South Africa’s department of trade, industry and competition has suggested a prohibition on foreign shipments of scrap metal be extended for six months. Steel sector body Seifsa disagrees with continuation of a policy primarily intended to tackle the theft of copper.

The department concedes the ban, first imposed in 2022, has had minimal effect on reducing the problem and the theft of copper and ferrous metal remain at very high levels, causing considerable damage to infrastructure and the economy. The stealing of copper cable has forced rail operator Transnet to suspend operations from time to time because of power outages.

“Based on the feedback and representations, including from those made by state-owned enterprises, consideration is being given to extending the temporary export prohibition … for a further period of six months,” the department said in a Government Gazette notice.

The Steel and Engineering Industries Federation of Southern Africa (Seifsa) opposes the proposal. “Seifsa’s position has always been that the scrap metal export ban is misguided in the issue that it is attempting to solve, namely infrastructure damage for scrap metal theft,” president Elias Monage was quoted as saying by the Business Day newspaper.

“It is an extremely blunt measure with unintended industrial policy consequences. More worryingly, it communicates a very poor economic signal by not taking into account a total steel perspective.”

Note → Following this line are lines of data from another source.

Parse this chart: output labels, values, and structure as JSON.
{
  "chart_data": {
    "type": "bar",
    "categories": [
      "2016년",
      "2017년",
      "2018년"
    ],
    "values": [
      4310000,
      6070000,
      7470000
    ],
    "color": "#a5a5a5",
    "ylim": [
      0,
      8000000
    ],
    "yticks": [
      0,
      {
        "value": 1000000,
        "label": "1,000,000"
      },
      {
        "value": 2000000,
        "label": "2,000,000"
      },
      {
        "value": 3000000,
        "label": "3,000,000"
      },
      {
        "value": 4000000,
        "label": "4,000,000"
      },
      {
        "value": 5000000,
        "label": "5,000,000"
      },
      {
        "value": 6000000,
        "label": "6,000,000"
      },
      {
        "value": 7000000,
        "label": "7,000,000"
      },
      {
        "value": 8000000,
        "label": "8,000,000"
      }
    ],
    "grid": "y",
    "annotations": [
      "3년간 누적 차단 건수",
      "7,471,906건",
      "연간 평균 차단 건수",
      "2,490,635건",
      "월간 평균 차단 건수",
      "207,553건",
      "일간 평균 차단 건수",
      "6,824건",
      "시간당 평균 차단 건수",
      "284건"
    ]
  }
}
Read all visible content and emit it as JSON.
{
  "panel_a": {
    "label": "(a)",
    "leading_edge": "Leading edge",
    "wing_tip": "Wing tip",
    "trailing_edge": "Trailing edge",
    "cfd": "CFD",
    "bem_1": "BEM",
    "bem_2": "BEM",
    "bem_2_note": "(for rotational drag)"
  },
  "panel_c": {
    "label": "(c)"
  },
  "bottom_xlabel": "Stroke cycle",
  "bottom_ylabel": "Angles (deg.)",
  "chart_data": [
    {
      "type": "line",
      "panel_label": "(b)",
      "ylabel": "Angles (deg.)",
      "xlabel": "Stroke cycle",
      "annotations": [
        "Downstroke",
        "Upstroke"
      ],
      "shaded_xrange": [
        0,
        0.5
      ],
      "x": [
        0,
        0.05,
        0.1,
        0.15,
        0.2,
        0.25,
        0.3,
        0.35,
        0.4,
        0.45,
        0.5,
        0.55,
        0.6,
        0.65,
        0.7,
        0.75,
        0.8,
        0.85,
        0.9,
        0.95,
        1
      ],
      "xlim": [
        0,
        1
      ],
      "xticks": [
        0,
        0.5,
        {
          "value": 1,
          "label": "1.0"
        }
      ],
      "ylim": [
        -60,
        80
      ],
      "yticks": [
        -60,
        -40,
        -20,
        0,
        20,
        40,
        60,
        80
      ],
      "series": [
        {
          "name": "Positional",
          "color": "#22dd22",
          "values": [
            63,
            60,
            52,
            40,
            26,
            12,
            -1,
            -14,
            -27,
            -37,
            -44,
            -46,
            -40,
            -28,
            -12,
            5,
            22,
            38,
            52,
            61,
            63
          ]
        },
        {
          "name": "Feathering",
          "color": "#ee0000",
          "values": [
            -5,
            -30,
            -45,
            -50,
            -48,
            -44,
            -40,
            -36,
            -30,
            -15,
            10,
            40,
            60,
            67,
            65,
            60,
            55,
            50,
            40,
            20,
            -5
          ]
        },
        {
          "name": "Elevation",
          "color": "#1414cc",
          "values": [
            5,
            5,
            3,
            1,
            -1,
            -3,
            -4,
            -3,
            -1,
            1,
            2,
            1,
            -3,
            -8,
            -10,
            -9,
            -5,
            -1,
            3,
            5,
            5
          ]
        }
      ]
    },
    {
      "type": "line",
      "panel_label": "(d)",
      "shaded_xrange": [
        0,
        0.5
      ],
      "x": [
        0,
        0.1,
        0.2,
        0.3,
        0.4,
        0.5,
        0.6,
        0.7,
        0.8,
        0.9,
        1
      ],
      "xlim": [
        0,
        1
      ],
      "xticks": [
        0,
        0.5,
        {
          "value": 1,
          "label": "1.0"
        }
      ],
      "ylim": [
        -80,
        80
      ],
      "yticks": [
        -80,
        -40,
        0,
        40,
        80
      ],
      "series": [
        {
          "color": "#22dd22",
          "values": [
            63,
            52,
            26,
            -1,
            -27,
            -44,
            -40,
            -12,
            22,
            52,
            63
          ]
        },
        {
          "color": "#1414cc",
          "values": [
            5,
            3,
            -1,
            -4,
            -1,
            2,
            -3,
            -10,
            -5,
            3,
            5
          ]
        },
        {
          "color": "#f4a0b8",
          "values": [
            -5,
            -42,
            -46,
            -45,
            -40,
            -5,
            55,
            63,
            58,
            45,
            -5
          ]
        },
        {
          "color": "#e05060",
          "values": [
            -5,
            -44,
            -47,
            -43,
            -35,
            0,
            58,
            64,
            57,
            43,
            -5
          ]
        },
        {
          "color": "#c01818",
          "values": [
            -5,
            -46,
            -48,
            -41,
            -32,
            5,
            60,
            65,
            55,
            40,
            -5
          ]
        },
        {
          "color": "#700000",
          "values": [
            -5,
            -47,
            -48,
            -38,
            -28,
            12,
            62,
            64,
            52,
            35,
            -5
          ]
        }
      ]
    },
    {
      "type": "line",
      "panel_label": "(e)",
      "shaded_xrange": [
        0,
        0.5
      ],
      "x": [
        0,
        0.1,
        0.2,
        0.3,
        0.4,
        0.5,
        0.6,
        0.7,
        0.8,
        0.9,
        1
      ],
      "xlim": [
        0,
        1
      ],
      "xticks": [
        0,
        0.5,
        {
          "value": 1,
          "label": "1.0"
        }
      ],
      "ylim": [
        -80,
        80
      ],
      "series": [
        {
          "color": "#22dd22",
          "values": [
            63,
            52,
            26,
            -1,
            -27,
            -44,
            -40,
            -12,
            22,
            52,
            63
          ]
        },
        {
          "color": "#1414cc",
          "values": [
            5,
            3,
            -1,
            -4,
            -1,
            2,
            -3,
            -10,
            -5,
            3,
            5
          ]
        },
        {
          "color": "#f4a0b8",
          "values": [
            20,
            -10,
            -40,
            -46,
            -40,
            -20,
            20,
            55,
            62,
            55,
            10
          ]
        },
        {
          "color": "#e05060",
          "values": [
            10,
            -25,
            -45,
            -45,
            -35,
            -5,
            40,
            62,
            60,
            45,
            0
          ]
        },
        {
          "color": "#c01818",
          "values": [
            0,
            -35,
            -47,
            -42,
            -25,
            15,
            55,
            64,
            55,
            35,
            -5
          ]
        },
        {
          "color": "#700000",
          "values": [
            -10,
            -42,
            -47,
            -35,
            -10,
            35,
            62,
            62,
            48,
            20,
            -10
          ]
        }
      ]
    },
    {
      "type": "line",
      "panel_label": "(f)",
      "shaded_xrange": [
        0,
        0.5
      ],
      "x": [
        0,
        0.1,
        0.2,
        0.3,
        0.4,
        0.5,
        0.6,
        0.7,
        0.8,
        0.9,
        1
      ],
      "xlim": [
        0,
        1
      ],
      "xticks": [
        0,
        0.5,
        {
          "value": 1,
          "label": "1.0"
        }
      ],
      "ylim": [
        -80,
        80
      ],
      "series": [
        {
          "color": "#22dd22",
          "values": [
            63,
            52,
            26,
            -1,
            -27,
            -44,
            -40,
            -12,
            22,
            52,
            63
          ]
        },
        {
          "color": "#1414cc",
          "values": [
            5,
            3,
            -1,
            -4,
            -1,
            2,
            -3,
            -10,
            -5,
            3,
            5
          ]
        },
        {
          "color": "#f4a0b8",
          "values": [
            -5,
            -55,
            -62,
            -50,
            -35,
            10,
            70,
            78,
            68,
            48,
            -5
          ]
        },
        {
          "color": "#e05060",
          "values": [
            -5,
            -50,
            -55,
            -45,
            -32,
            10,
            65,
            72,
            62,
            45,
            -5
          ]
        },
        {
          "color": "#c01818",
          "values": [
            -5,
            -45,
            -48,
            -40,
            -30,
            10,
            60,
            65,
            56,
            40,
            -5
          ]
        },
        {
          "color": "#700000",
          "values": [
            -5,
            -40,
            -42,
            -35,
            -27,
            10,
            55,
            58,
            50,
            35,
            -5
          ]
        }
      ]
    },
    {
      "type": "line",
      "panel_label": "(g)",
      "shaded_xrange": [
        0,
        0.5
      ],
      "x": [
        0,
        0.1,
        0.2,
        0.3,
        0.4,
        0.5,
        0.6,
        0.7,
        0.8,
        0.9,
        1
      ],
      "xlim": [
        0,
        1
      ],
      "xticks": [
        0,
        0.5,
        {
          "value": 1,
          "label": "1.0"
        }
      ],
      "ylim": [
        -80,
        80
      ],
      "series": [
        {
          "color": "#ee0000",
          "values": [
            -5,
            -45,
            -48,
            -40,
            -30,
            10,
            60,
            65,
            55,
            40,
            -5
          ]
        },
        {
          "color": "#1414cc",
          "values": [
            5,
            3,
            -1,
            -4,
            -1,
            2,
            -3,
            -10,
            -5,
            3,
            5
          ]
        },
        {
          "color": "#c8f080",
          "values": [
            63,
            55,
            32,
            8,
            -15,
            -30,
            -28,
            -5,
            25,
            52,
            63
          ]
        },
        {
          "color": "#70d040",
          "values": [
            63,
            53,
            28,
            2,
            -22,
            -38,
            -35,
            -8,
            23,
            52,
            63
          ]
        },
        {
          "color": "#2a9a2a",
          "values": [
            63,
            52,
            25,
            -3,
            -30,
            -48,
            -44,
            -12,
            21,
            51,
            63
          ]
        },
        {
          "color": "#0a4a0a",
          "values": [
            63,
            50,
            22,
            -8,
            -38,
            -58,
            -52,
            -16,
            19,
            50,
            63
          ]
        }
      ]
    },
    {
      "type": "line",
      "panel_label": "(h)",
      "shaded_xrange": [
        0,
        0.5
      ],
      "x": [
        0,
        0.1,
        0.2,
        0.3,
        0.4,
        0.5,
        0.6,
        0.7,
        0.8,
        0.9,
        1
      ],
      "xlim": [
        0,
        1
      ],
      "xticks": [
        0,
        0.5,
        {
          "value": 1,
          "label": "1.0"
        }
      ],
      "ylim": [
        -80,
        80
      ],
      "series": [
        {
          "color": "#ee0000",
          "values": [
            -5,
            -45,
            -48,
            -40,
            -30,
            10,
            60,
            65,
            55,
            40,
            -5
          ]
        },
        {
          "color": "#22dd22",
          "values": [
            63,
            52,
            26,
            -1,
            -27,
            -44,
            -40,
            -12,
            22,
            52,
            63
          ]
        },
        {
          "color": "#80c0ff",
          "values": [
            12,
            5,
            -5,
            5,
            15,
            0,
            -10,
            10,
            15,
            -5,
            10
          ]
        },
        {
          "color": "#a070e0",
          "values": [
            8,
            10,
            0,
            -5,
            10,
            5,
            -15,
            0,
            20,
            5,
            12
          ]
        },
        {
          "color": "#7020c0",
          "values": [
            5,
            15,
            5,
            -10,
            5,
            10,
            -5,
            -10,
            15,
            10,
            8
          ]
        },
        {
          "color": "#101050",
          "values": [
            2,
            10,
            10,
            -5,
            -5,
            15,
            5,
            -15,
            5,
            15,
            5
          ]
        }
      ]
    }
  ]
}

Railway track, electricity pylons and streetlights are among the infrastructure items targeted by thieves.

Separately the government is considering imposing a requirement that registered buyers must purchase copper scrap or semi-finished copper products from registered sellers only, and introducing a reporting system whereby scrap dealers must submit monthly reports to the country’s International Trade Administration Commission showing all purchases and sales of metal products by volume and values.